The ARRAY may be thought of as a special kind of TABLE, i.e., a set of string descriptors which are accessed in a different way. Two ideas for implementation are:

a) Store the array elements in 64 linked lists, whose headers are stored in a two level tree just like the root of a TABLE. The array index is factored into two parts; one to select one of the 64 lists, the other to determine position along the list.

b) Store pointers to the array elements in such a tree, but allow the tree to expand (grow a new level) as the number of elements exceeds 64. A three-level "root" tree would index 512 elements, and so forth.

The former method has the advantage of making ARRAYs physically resemble TABLEs, simplifying the conversion between the two forms. The latter method has the advantage of faster access to a given element, especially for large ARRAYs.

b) ABORT

The SNOBOL4 ABORT, when encountered anywhere in a pattern, immediately halts the pattern match without trying any more alternatives, and returns failure.

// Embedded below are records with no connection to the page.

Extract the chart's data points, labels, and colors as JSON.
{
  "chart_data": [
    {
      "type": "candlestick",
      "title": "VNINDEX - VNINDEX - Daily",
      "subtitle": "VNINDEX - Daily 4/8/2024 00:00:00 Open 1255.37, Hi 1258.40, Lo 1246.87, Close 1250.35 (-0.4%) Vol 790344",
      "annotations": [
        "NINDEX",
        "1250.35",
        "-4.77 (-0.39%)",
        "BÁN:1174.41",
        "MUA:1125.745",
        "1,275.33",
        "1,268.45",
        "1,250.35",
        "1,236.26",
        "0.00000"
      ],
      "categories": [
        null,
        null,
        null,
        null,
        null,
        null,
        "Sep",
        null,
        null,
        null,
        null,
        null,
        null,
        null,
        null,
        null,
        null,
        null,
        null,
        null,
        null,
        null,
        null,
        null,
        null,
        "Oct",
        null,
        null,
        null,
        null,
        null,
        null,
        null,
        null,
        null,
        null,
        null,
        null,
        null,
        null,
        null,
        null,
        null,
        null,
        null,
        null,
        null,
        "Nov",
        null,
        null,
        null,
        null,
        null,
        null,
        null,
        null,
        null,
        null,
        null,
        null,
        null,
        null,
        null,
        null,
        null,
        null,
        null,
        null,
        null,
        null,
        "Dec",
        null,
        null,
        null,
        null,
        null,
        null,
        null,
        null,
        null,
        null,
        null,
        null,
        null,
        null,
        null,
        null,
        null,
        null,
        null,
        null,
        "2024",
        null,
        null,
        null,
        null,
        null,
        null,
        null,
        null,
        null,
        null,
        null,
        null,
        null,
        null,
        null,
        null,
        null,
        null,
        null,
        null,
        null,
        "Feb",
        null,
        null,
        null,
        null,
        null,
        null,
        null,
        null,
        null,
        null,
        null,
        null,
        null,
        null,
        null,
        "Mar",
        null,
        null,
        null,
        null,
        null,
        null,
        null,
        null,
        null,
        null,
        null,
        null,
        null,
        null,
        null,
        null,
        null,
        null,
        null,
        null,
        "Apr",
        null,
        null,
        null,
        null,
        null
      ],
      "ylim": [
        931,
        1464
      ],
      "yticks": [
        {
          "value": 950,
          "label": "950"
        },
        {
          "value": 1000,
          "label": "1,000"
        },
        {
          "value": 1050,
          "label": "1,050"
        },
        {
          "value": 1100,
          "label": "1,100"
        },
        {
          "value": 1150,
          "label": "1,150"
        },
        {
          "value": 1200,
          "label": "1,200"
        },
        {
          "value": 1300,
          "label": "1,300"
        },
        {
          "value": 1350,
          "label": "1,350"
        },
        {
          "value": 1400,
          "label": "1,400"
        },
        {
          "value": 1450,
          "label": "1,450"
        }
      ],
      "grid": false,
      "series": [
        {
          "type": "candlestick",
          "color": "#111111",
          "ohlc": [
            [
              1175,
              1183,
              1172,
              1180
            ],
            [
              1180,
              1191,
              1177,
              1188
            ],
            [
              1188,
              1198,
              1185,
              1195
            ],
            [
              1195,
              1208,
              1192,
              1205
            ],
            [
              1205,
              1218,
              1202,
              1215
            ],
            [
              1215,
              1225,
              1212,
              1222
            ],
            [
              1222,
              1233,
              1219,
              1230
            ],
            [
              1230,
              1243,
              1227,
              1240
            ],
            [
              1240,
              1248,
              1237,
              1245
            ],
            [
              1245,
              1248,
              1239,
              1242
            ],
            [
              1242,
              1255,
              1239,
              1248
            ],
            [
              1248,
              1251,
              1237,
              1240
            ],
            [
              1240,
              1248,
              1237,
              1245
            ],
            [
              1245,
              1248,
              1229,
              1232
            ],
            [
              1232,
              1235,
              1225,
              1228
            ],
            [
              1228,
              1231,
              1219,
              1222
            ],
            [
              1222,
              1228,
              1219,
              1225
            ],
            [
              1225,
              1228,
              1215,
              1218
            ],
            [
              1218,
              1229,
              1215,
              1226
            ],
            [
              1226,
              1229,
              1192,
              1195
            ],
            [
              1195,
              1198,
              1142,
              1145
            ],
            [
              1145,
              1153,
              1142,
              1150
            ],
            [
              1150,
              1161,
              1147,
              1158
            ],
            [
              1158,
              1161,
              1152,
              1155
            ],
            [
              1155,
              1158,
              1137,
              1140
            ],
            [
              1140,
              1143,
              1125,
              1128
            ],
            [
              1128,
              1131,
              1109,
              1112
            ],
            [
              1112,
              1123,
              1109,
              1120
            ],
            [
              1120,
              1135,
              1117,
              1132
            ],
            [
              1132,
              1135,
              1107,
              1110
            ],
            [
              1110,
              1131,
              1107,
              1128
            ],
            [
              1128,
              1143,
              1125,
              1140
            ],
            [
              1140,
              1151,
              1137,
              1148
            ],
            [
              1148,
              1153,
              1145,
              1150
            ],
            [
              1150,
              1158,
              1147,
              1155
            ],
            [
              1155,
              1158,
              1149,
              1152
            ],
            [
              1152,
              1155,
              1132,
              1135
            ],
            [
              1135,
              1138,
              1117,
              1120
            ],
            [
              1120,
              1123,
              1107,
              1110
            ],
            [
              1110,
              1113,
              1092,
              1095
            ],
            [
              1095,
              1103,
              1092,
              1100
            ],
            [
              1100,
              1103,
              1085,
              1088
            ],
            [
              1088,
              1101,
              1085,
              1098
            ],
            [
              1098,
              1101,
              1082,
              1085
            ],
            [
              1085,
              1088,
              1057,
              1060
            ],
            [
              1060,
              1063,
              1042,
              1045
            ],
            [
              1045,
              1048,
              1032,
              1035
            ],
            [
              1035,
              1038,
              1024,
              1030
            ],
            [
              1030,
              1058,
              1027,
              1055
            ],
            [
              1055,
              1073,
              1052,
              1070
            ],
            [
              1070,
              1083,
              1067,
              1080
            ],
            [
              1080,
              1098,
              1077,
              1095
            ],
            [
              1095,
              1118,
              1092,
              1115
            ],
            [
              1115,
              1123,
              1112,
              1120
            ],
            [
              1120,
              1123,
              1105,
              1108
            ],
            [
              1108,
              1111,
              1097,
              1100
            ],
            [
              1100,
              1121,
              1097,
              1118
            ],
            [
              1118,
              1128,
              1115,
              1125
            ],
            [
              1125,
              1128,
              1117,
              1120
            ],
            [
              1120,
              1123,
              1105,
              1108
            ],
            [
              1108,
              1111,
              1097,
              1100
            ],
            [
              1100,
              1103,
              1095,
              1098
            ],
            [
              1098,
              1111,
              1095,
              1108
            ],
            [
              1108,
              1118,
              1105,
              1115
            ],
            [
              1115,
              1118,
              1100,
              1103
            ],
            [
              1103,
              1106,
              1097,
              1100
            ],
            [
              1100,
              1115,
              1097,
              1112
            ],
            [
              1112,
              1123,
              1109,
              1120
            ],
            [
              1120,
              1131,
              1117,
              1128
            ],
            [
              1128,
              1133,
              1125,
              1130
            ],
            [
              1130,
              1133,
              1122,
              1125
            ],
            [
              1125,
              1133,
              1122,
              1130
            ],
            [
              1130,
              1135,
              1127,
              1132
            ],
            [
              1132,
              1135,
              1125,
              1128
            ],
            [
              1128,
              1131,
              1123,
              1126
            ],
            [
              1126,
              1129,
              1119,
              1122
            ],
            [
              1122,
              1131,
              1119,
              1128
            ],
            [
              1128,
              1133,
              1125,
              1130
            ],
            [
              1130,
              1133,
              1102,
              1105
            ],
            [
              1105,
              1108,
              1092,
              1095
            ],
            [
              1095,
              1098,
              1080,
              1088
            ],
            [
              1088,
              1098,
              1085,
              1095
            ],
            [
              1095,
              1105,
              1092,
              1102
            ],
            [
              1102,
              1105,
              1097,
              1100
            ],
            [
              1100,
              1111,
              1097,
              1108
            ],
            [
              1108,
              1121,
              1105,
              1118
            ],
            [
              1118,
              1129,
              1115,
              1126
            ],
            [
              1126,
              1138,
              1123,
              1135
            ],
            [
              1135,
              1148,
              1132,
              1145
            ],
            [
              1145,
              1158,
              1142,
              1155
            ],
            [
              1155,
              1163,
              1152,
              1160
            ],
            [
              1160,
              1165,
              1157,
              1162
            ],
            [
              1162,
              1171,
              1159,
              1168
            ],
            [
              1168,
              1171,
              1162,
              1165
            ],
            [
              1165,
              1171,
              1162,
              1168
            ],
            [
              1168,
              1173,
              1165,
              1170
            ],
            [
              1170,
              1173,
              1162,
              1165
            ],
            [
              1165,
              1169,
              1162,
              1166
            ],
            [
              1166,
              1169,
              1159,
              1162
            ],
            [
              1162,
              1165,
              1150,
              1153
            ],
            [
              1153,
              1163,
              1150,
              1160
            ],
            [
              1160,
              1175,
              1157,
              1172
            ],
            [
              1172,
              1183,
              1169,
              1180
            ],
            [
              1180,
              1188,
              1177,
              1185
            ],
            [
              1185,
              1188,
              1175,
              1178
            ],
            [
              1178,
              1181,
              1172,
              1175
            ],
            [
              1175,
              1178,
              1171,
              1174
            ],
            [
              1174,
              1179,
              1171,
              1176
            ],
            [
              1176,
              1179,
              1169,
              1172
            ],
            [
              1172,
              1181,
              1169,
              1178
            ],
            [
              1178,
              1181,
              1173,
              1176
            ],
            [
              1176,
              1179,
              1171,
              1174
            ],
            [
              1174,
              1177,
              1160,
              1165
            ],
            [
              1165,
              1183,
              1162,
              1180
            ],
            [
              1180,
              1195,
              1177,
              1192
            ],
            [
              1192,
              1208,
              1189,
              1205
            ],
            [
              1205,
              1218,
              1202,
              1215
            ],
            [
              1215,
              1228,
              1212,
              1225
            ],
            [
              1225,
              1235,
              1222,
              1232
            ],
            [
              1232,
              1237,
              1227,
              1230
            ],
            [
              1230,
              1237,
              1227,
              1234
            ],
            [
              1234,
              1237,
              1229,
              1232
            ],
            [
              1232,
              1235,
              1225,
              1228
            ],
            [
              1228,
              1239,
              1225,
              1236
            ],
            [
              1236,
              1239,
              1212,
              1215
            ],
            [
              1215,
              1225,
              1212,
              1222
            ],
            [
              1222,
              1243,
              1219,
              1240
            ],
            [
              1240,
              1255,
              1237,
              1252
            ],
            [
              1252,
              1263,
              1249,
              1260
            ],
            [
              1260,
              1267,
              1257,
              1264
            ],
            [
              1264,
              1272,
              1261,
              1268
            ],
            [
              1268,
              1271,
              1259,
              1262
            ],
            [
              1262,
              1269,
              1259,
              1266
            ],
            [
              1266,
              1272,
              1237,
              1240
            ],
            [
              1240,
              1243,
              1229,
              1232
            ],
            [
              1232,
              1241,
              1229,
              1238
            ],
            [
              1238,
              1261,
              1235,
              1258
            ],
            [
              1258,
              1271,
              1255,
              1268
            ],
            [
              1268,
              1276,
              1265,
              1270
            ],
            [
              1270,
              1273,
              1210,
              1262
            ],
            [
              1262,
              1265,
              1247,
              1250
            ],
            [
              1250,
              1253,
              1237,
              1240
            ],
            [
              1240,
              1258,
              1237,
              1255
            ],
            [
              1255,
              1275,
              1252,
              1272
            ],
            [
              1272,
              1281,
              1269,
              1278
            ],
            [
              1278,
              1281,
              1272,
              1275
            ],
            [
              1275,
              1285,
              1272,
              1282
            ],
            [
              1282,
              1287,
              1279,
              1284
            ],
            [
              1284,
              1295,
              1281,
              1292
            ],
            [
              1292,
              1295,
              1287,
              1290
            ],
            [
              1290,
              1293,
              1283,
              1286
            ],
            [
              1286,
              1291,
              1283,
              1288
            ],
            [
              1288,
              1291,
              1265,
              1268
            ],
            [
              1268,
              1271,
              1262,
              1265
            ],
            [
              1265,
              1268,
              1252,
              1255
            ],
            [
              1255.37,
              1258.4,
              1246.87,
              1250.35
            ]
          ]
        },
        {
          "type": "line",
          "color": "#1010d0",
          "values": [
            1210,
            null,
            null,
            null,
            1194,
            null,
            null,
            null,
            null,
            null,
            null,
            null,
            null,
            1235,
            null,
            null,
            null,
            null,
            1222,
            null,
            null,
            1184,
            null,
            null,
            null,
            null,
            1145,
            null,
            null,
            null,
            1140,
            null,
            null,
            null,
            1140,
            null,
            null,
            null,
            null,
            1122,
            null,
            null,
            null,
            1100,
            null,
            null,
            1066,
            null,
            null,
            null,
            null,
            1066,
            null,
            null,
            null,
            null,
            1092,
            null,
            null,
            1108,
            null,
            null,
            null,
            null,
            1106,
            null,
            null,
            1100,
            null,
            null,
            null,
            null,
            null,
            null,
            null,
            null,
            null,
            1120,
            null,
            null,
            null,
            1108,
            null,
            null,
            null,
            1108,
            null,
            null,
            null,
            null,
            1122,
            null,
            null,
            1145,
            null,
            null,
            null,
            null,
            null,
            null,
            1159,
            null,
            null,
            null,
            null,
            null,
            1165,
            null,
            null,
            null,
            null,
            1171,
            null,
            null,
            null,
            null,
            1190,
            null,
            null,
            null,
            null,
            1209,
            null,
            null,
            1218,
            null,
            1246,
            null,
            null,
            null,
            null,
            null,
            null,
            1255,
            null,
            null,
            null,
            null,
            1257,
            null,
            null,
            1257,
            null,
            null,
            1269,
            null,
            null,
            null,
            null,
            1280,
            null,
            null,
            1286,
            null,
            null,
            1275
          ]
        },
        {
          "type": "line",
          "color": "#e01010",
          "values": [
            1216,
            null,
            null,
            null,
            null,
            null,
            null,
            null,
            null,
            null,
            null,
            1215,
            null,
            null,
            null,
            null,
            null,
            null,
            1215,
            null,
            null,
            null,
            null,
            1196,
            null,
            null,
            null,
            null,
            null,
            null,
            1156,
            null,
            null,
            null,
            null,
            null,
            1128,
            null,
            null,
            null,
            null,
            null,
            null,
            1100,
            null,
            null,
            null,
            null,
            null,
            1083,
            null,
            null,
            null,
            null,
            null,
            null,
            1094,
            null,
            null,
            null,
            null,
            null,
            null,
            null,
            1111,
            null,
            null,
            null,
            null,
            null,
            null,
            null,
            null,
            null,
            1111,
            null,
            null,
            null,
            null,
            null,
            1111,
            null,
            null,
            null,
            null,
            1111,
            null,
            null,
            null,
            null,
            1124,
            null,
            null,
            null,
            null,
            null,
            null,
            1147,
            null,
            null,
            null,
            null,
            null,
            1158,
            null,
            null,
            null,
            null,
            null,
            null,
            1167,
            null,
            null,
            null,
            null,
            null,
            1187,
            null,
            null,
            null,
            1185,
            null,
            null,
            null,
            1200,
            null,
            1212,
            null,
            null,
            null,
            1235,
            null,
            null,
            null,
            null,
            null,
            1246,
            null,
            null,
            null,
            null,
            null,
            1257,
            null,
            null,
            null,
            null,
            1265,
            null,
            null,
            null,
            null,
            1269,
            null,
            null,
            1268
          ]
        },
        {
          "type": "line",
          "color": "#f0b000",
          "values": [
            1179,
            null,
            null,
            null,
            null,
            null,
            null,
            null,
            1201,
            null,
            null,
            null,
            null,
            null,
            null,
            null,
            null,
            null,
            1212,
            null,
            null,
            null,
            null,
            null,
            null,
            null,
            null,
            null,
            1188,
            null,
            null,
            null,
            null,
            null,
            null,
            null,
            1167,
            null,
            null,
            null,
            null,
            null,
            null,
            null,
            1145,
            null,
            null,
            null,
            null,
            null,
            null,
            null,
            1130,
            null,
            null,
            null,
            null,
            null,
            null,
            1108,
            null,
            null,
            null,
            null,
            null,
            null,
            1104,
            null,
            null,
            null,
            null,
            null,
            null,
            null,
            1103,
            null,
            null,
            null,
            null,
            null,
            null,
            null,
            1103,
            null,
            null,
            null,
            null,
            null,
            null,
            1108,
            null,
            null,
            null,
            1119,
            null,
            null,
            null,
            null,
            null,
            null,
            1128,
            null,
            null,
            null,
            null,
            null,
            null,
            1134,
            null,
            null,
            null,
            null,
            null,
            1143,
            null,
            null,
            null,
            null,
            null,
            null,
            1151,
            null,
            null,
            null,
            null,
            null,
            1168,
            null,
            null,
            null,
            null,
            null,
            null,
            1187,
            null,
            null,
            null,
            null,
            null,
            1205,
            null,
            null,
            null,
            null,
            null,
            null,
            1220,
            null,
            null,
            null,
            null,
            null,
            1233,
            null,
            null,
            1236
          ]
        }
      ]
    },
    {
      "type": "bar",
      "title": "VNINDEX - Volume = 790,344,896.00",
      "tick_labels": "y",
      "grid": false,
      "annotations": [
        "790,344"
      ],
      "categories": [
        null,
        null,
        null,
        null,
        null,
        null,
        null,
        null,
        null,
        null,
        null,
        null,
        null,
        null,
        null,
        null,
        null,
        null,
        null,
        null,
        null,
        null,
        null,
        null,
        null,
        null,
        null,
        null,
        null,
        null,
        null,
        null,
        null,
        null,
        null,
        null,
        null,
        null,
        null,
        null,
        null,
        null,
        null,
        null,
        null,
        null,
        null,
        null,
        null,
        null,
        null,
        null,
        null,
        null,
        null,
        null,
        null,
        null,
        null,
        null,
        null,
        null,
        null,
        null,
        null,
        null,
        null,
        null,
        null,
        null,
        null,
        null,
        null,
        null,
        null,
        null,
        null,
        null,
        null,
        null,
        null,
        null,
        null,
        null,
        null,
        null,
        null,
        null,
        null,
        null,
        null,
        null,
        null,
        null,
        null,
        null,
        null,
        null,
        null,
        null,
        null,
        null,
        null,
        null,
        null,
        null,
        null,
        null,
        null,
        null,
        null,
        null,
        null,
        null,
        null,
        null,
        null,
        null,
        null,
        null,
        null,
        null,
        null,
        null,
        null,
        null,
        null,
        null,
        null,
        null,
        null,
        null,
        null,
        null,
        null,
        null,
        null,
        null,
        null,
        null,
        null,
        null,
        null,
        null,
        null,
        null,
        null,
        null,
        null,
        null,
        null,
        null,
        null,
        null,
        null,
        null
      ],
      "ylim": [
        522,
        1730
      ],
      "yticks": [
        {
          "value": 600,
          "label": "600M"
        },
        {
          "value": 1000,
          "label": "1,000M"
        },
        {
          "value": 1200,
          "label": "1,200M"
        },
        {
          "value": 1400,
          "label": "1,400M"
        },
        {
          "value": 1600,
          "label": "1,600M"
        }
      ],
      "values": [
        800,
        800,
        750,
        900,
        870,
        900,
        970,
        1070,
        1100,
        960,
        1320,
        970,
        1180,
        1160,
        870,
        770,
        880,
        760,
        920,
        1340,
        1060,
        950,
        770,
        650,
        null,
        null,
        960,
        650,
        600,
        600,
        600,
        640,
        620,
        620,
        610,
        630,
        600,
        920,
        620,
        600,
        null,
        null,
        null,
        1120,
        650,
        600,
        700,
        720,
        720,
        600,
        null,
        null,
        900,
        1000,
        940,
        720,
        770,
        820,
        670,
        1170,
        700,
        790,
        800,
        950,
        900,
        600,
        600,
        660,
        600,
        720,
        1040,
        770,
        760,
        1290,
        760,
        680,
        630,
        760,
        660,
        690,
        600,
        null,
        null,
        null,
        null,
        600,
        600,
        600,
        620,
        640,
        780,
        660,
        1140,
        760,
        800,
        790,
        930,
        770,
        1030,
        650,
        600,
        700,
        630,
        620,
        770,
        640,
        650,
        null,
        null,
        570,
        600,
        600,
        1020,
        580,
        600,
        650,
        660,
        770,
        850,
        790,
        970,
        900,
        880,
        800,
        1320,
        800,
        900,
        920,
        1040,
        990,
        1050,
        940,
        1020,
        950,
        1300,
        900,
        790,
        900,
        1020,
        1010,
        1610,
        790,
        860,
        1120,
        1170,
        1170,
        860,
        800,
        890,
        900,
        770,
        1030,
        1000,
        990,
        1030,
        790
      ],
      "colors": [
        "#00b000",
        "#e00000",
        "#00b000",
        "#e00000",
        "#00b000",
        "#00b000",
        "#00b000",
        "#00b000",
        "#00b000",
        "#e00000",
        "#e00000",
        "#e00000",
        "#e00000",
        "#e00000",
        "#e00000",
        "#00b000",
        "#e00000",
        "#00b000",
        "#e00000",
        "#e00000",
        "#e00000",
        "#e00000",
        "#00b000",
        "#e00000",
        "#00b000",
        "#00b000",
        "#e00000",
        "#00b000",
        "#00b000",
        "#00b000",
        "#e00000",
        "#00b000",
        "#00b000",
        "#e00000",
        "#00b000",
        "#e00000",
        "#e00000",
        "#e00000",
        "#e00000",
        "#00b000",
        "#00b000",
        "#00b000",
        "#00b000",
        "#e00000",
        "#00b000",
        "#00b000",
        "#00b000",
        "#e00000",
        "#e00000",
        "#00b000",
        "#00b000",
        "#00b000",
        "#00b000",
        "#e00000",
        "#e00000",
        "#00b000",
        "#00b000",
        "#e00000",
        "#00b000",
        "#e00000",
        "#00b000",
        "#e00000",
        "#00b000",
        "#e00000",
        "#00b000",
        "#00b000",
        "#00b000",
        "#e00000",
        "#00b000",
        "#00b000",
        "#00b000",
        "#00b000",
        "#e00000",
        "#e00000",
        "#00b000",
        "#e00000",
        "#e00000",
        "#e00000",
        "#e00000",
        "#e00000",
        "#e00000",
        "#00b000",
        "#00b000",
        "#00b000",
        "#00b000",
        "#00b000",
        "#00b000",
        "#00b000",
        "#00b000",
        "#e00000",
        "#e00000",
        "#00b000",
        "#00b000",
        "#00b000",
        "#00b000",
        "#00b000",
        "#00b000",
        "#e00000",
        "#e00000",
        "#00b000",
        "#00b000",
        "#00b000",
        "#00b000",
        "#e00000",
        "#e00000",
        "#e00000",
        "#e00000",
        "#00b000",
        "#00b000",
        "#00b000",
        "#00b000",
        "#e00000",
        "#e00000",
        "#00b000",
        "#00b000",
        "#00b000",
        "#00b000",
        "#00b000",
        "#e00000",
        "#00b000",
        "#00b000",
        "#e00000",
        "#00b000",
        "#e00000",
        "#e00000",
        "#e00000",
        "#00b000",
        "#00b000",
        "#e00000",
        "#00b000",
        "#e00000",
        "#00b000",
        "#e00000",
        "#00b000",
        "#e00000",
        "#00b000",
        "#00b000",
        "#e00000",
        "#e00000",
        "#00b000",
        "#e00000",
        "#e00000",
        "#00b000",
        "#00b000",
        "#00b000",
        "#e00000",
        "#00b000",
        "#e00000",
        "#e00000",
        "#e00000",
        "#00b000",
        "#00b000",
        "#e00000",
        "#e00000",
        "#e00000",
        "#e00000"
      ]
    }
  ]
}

Such an operator in patternForth would require saving the state of the Return stack as well as the Data stack, which itself is not a novel operation [ROD89b].

c) FENCE

The SNOBOL4 FENCE prevents the pattern matcher from "backing up" past a given point in the pattern.

This could be implemented as a special kind of backtrack record. (It may also be possible to derive this from the existing patternForth functions, but how this would be done is still unclear.)

d) REPLACE

The SNOBOL4 REPLACE function, applied to a string, maps one character set to another.

This is a simple function to implement in machine code, using a 256-byte translation table to convert 8-bit character codes. It is not currently included in patternForth because is not expected to be useful with the binary data of control applications.

e) easier string replacement

The problem of replacing a matched substring with another string requires a significant effort on the part of the patternForth programmer. It would be useful to devise a Forth-like syntax for string replacement, and to implement this as a simple operator in patternForth.